The professor, Ward Churchill, is still invited to take part in a discussion Thursday at Hamilton College in Clinton, N.Y., despite widespread protest that has been building since news of his visit became public. “We have a real test of freedom of expression here,” said Hamilton’s president, Joan Hinde Stewart, who has maintained that she finds the comparison “personally repugnant.”
At the University of Colorado at Boulder, Interim Chancellor Philip DiStefano said in an interview that he had accepted Mr. Churchill’s resignation as department chairman because he thought it was in “the best interest of the university.” But, he added: “I have to respect freedom of expression. Universities are places where good and bad ideas clash.”

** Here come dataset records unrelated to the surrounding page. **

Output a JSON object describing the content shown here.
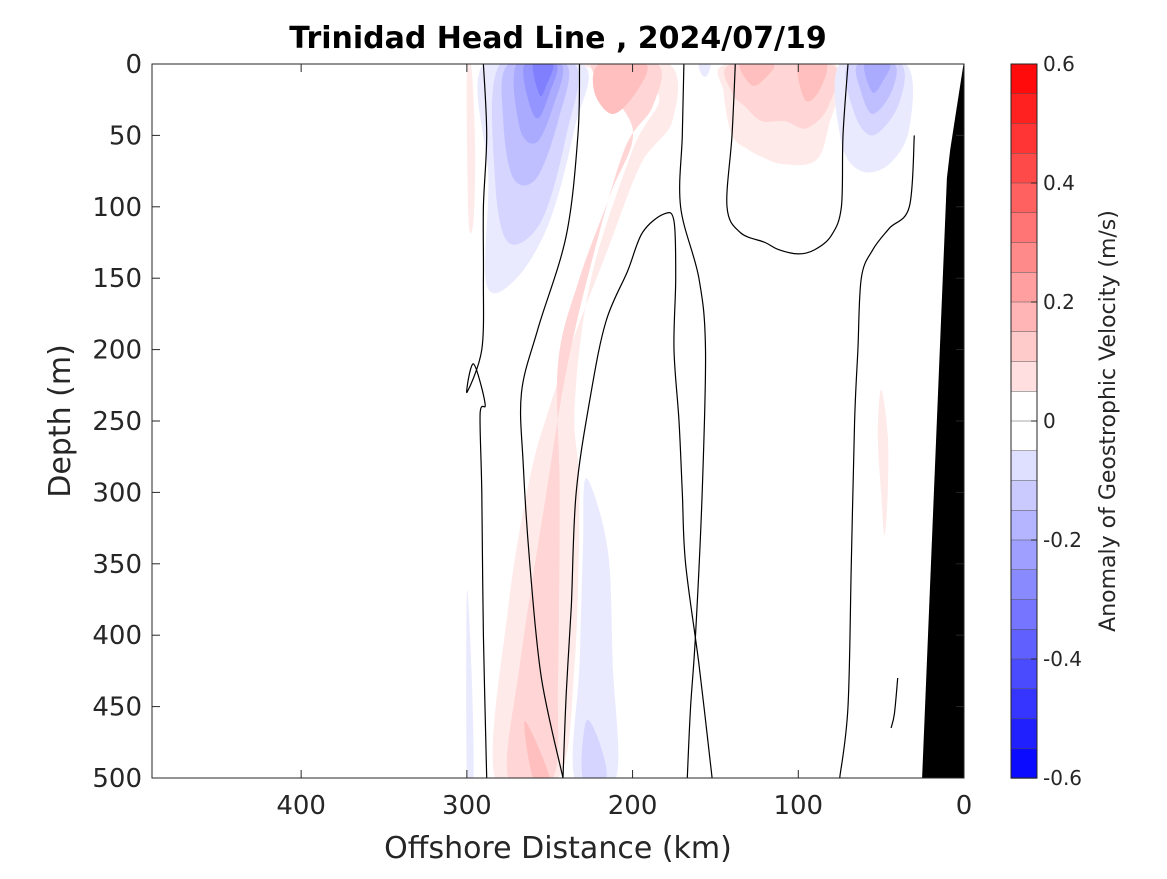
{
  "chart_data": {
    "type": "heatmap",
    "title": "Trinidad Head Line , 2024/07/19",
    "xlabel": "Offshore Distance (km)",
    "ylabel": "Depth (m)",
    "xlim": [
      490,
      0
    ],
    "ylim": [
      0,
      500
    ],
    "x_reversed": true,
    "y_reversed": true,
    "xticks": [
      400,
      300,
      200,
      100,
      0
    ],
    "yticks": [
      0,
      50,
      100,
      150,
      200,
      250,
      300,
      350,
      400,
      450,
      500
    ],
    "colorbar": {
      "label": "Anomaly of Geostrophic Velocity (m/s)",
      "range": [
        -0.6,
        0.6
      ],
      "step": 0.05,
      "ticks": [
        0.6,
        0.4,
        0.2,
        0,
        -0.2,
        -0.4,
        -0.6
      ],
      "tick_labels": [
        "0.6",
        "0.4",
        "0.2",
        "0",
        "-0.2",
        "-0.4",
        "-0.6"
      ],
      "positive_color": "#ff0000",
      "negative_color": "#0000ff"
    },
    "features": [
      {
        "kind": "fill",
        "value": 0.05,
        "points": [
          [
            300,
            5
          ],
          [
            297,
            5
          ],
          [
            295,
            60
          ],
          [
            296,
            110
          ],
          [
            299,
            108
          ]
        ]
      },
      {
        "kind": "fill",
        "value": -0.05,
        "points": [
          [
            290,
            0
          ],
          [
            230,
            0
          ],
          [
            235,
            45
          ],
          [
            250,
            110
          ],
          [
            270,
            150
          ],
          [
            288,
            155
          ],
          [
            287,
            80
          ]
        ]
      },
      {
        "kind": "fill",
        "value": -0.1,
        "points": [
          [
            280,
            0
          ],
          [
            235,
            0
          ],
          [
            240,
            50
          ],
          [
            255,
            110
          ],
          [
            275,
            125
          ],
          [
            283,
            80
          ]
        ]
      },
      {
        "kind": "fill",
        "value": -0.15,
        "points": [
          [
            275,
            0
          ],
          [
            240,
            0
          ],
          [
            245,
            40
          ],
          [
            258,
            80
          ],
          [
            272,
            80
          ],
          [
            278,
            40
          ]
        ]
      },
      {
        "kind": "fill",
        "value": -0.2,
        "points": [
          [
            270,
            0
          ],
          [
            243,
            0
          ],
          [
            248,
            30
          ],
          [
            258,
            55
          ],
          [
            268,
            45
          ]
        ]
      },
      {
        "kind": "fill",
        "value": -0.25,
        "points": [
          [
            265,
            0
          ],
          [
            246,
            0
          ],
          [
            250,
            20
          ],
          [
            257,
            38
          ],
          [
            263,
            25
          ]
        ]
      },
      {
        "kind": "fill",
        "value": -0.3,
        "points": [
          [
            260,
            0
          ],
          [
            248,
            0
          ],
          [
            252,
            15
          ],
          [
            256,
            22
          ]
        ]
      },
      {
        "kind": "fill",
        "value": 0.05,
        "points": [
          [
            230,
            0
          ],
          [
            178,
            0
          ],
          [
            176,
            40
          ],
          [
            195,
            70
          ],
          [
            215,
            130
          ],
          [
            235,
            190
          ],
          [
            250,
            240
          ],
          [
            262,
            290
          ],
          [
            275,
            380
          ],
          [
            283,
            500
          ],
          [
            245,
            500
          ],
          [
            235,
            420
          ],
          [
            232,
            300
          ],
          [
            235,
            240
          ],
          [
            225,
            150
          ],
          [
            200,
            60
          ],
          [
            185,
            20
          ]
        ]
      },
      {
        "kind": "fill",
        "value": 0.1,
        "points": [
          [
            225,
            0
          ],
          [
            185,
            0
          ],
          [
            188,
            30
          ],
          [
            205,
            60
          ],
          [
            225,
            140
          ],
          [
            240,
            215
          ],
          [
            252,
            300
          ],
          [
            268,
            420
          ],
          [
            275,
            500
          ],
          [
            248,
            500
          ],
          [
            245,
            430
          ],
          [
            244,
            300
          ],
          [
            245,
            210
          ],
          [
            232,
            150
          ],
          [
            213,
            90
          ],
          [
            200,
            45
          ]
        ]
      },
      {
        "kind": "fill",
        "value": 0.15,
        "points": [
          [
            220,
            0
          ],
          [
            192,
            0
          ],
          [
            198,
            20
          ],
          [
            212,
            35
          ],
          [
            223,
            20
          ]
        ]
      },
      {
        "kind": "fill",
        "value": 0.15,
        "points": [
          [
            265,
            460
          ],
          [
            260,
            500
          ],
          [
            250,
            500
          ]
        ]
      },
      {
        "kind": "fill",
        "value": -0.05,
        "points": [
          [
            228,
            290
          ],
          [
            215,
            340
          ],
          [
            212,
            420
          ],
          [
            210,
            500
          ],
          [
            235,
            500
          ],
          [
            232,
            420
          ],
          [
            230,
            340
          ]
        ]
      },
      {
        "kind": "fill",
        "value": -0.1,
        "points": [
          [
            228,
            460
          ],
          [
            220,
            475
          ],
          [
            216,
            500
          ],
          [
            230,
            500
          ]
        ]
      },
      {
        "kind": "fill",
        "value": -0.05,
        "points": [
          [
            300,
            370
          ],
          [
            297,
            430
          ],
          [
            296,
            500
          ],
          [
            300,
            500
          ]
        ]
      },
      {
        "kind": "fill",
        "value": -0.05,
        "points": [
          [
            160,
            0
          ],
          [
            153,
            0
          ],
          [
            155,
            8
          ],
          [
            158,
            8
          ]
        ]
      },
      {
        "kind": "fill",
        "value": 0.05,
        "points": [
          [
            143,
            0
          ],
          [
            78,
            0
          ],
          [
            82,
            45
          ],
          [
            90,
            68
          ],
          [
            110,
            70
          ],
          [
            122,
            65
          ],
          [
            130,
            60
          ],
          [
            140,
            50
          ],
          [
            145,
            20
          ]
        ]
      },
      {
        "kind": "fill",
        "value": 0.1,
        "points": [
          [
            140,
            0
          ],
          [
            80,
            0
          ],
          [
            82,
            30
          ],
          [
            95,
            45
          ],
          [
            108,
            40
          ],
          [
            122,
            40
          ],
          [
            132,
            30
          ],
          [
            140,
            20
          ]
        ]
      },
      {
        "kind": "fill",
        "value": 0.15,
        "points": [
          [
            135,
            0
          ],
          [
            115,
            0
          ],
          [
            120,
            10
          ],
          [
            128,
            15
          ]
        ]
      },
      {
        "kind": "fill",
        "value": 0.15,
        "points": [
          [
            100,
            0
          ],
          [
            83,
            0
          ],
          [
            88,
            20
          ],
          [
            96,
            25
          ]
        ]
      },
      {
        "kind": "fill",
        "value": -0.05,
        "points": [
          [
            75,
            0
          ],
          [
            35,
            0
          ],
          [
            33,
            45
          ],
          [
            45,
            70
          ],
          [
            62,
            75
          ],
          [
            74,
            55
          ]
        ]
      },
      {
        "kind": "fill",
        "value": -0.1,
        "points": [
          [
            70,
            0
          ],
          [
            38,
            0
          ],
          [
            40,
            30
          ],
          [
            55,
            50
          ],
          [
            66,
            35
          ]
        ]
      },
      {
        "kind": "fill",
        "value": -0.15,
        "points": [
          [
            64,
            0
          ],
          [
            42,
            0
          ],
          [
            44,
            20
          ],
          [
            55,
            35
          ],
          [
            62,
            20
          ]
        ]
      },
      {
        "kind": "fill",
        "value": -0.2,
        "points": [
          [
            60,
            0
          ],
          [
            45,
            0
          ],
          [
            48,
            10
          ],
          [
            55,
            20
          ]
        ]
      },
      {
        "kind": "fill",
        "value": 0.05,
        "points": [
          [
            50,
            228
          ],
          [
            46,
            260
          ],
          [
            46,
            300
          ],
          [
            48,
            330
          ],
          [
            50,
            300
          ],
          [
            52,
            260
          ]
        ]
      },
      {
        "kind": "contour",
        "value": 0,
        "points": [
          [
            290,
            0
          ],
          [
            288,
            50
          ],
          [
            290,
            100
          ],
          [
            290,
            150
          ],
          [
            291,
            200
          ],
          [
            300,
            230
          ],
          [
            296,
            210
          ],
          [
            289,
            238
          ],
          [
            292,
            245
          ],
          [
            291,
            300
          ],
          [
            290,
            400
          ],
          [
            288,
            500
          ]
        ]
      },
      {
        "kind": "contour",
        "value": 0,
        "points": [
          [
            232,
            0
          ],
          [
            233,
            50
          ],
          [
            240,
            120
          ],
          [
            257,
            185
          ],
          [
            267,
            230
          ],
          [
            266,
            280
          ],
          [
            262,
            350
          ],
          [
            255,
            430
          ],
          [
            242,
            500
          ]
        ]
      },
      {
        "kind": "contour",
        "value": 0,
        "points": [
          [
            152,
            500
          ],
          [
            160,
            420
          ],
          [
            168,
            350
          ],
          [
            170,
            300
          ],
          [
            172,
            250
          ],
          [
            175,
            200
          ],
          [
            174,
            150
          ],
          [
            175,
            110
          ],
          [
            181,
            105
          ],
          [
            194,
            118
          ],
          [
            203,
            145
          ],
          [
            216,
            180
          ],
          [
            225,
            230
          ],
          [
            234,
            300
          ],
          [
            237,
            380
          ],
          [
            240,
            440
          ],
          [
            242,
            500
          ]
        ]
      },
      {
        "kind": "contour",
        "value": 0,
        "points": [
          [
            169,
            0
          ],
          [
            170,
            50
          ],
          [
            171,
            100
          ],
          [
            160,
            150
          ],
          [
            156,
            200
          ],
          [
            158,
            300
          ],
          [
            162,
            400
          ],
          [
            165,
            450
          ],
          [
            167,
            500
          ]
        ]
      },
      {
        "kind": "contour",
        "value": 0,
        "points": [
          [
            138,
            0
          ],
          [
            140,
            50
          ],
          [
            143,
            100
          ],
          [
            135,
            118
          ],
          [
            120,
            125
          ],
          [
            112,
            130
          ],
          [
            100,
            133
          ],
          [
            90,
            130
          ],
          [
            80,
            120
          ],
          [
            74,
            100
          ],
          [
            73,
            50
          ],
          [
            70,
            0
          ]
        ]
      },
      {
        "kind": "contour",
        "value": 0,
        "points": [
          [
            30,
            50
          ],
          [
            33,
            100
          ],
          [
            45,
            115
          ],
          [
            55,
            130
          ],
          [
            62,
            150
          ],
          [
            64,
            200
          ],
          [
            66,
            250
          ],
          [
            68,
            350
          ],
          [
            70,
            450
          ],
          [
            75,
            500
          ]
        ]
      },
      {
        "kind": "contour",
        "value": 0,
        "points": [
          [
            40,
            430
          ],
          [
            42,
            455
          ],
          [
            44,
            465
          ]
        ]
      },
      {
        "kind": "bathymetry",
        "points": [
          [
            0,
            0
          ],
          [
            8,
            60
          ],
          [
            10,
            80
          ],
          [
            25,
            500
          ],
          [
            0,
            500
          ]
        ]
      }
    ]
  }
}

In an essay published after the Sept. 11 attacks, Mr. Churchill wrote that those killed in the trade center were ignoring their role in American foreign policy. “They were too busy braying, incessantly and self-importantly, into their cellphones, arranging power lunches and stock transactions, each of which translated, conveniently out of sight, mind and smelling distance, into the starved and rotting flesh of infants,” he wrote, referring to American sanctions on Iraq.
“If there was a better, more effective, or in fact any other way of visiting some penalty befitting their participation upon the little Eichmanns inhabiting the sterile sanctuary of the twin towers, I’d really be interested in hearing about it,” he added.
Hamilton College invited Mr. Churchill to campus last summer to talk about his area of expertise, social activism on American Indian rights. Officials learned of his controversial comments later and declined to cancel the visit.
Yesterday, Mr. Churchill said by phone he had received many death threats and plans to spend today having an updated will notarized. “This proves my thesis absolutely,” he said of the death threats. “That is terrorism. The families of Sept. 11 feel dehumanized and devalued and that leads to violence. It’s not different for the Arabs.”
Hamilton College’s switchboard and e-mail system were jammed yesterday with thousands of comments – mainly protests, though some were in favor of the college’s stance. Some protests came from a form letter that Internet users could access from Bill O’Reilly’s official Web site.
A group of Sept. 11 families are considering holding a demonstration or vigil outside the discussion.
Gov. George E. Pataki also sent a letter of protest to the college president. At a dinner banquet of New York State Conservative Party members, Governor Pataki said, “There’s a difference between freedom of speech and inviting a bigoted terrorist supporter.”
Hamilton, a liberal arts college west of Utica, is in the middle of a $175 million capital campaign.